Rest – This is terribly crucial. I know that the idea of resting and taking it easy while you are in a new place sounds terrible, but your body will thank you. Go to bed early and sleep a little later — make sure that you are getting at LEAST 8 hours of sleep per night and you’ll be in prime condition to take adventures in no time!
Drink Sparingly – Let me give you some first hand experience, drinking at a higher altitude can get a bit crazy. Drinks will hit you significantly faster at a higher altitude, so it’s important to use caution when drinking. Stick with the ‘for every beer, have a water’ mentality because nothing sucks more than having a massive hangover and dehydration when on vacation. Talk about a mood killer!

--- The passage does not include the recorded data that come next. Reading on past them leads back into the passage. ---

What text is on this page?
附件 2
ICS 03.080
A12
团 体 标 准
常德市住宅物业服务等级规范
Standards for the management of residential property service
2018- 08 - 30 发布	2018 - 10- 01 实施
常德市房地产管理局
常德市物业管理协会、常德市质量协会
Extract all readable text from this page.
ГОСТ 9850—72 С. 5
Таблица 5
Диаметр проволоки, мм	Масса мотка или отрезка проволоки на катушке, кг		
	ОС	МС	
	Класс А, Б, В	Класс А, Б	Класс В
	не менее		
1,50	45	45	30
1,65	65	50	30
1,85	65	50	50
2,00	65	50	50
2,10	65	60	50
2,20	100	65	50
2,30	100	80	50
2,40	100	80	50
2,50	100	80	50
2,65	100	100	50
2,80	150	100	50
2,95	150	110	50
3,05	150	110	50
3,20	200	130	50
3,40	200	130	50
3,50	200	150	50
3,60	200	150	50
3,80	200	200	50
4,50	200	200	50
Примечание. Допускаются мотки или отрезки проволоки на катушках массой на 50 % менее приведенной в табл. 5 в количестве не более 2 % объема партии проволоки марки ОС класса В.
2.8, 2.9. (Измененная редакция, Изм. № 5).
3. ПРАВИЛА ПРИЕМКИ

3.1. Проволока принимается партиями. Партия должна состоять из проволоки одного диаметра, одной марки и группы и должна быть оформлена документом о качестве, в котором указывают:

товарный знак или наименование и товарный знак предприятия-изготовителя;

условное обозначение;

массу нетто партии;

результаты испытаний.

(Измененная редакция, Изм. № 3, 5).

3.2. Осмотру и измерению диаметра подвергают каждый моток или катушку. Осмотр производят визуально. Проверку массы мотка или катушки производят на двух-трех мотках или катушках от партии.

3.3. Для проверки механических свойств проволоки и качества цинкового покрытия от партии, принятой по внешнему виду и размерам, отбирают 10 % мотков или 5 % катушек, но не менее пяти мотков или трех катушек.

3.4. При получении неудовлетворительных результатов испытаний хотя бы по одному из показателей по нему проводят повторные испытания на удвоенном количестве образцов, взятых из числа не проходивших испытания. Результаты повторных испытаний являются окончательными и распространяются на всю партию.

Hydration Station – Speaking of dehydration, let me AGAIN reiterate how important it is to drink water when you’re visiting a higher altitude. Just being at a higher elevation alone can cause you to lose more fluids – I’ve heard it’s somewhere around a quart per day from breathing alone. I always make an effort to keeping at least one full bottle of water with me at all times and (as I said above) I keep to the ‘one beer, one water’ rule.
You Are What You Eat – So I have some good news for you, when you’re a higher altitudes you are actually encouraged to eat carbs — heck yes!!! Complex carbs will help your body to use oxygen more efficiently and also aid in keeping your energy levels up. Another major plus is that they stabilize your blood sugar, which can be a problem at higher elevations. Also consider foods with higher levels of potassium, as potassium helps to act as an electrolyte.
Take Easy Adventures – At least for the first few days at a higher altitude, take so easy adventures. I guarantee you that even if you are in the best shape you have ever been, you will feel winded doing the easiest activity like running up a flight of stairs. If you’re an avid outdoor adventurer like me, you will want to ease into things. We love hiking and I didn’t even attempt to hike any trail harder than a yellow level; even that didn’t happen until one almost a week of being there.
Moisturize – You’ll need extra lip balm and skin moisturizer when you’re at higher altitudes. Similarly to the way dehydration works, higher altitudes have lower pressure, which means that there’s a higher rate of evaporation of moisture from you skin. I store lip balm and sample size containers of lotion in my purse, day pack, rental car and on my bedside table.
Protect Your Skin – Remember your sunscreen ya’ll! At higher elevations mean not only that you are closer to the sun, but that there is less water vapor in the air. This means that there’s 25% less sun protection. It doesn’t matter how tan you are or how protected you think you are from the sun, put on that sunscreen; you won’t regret it.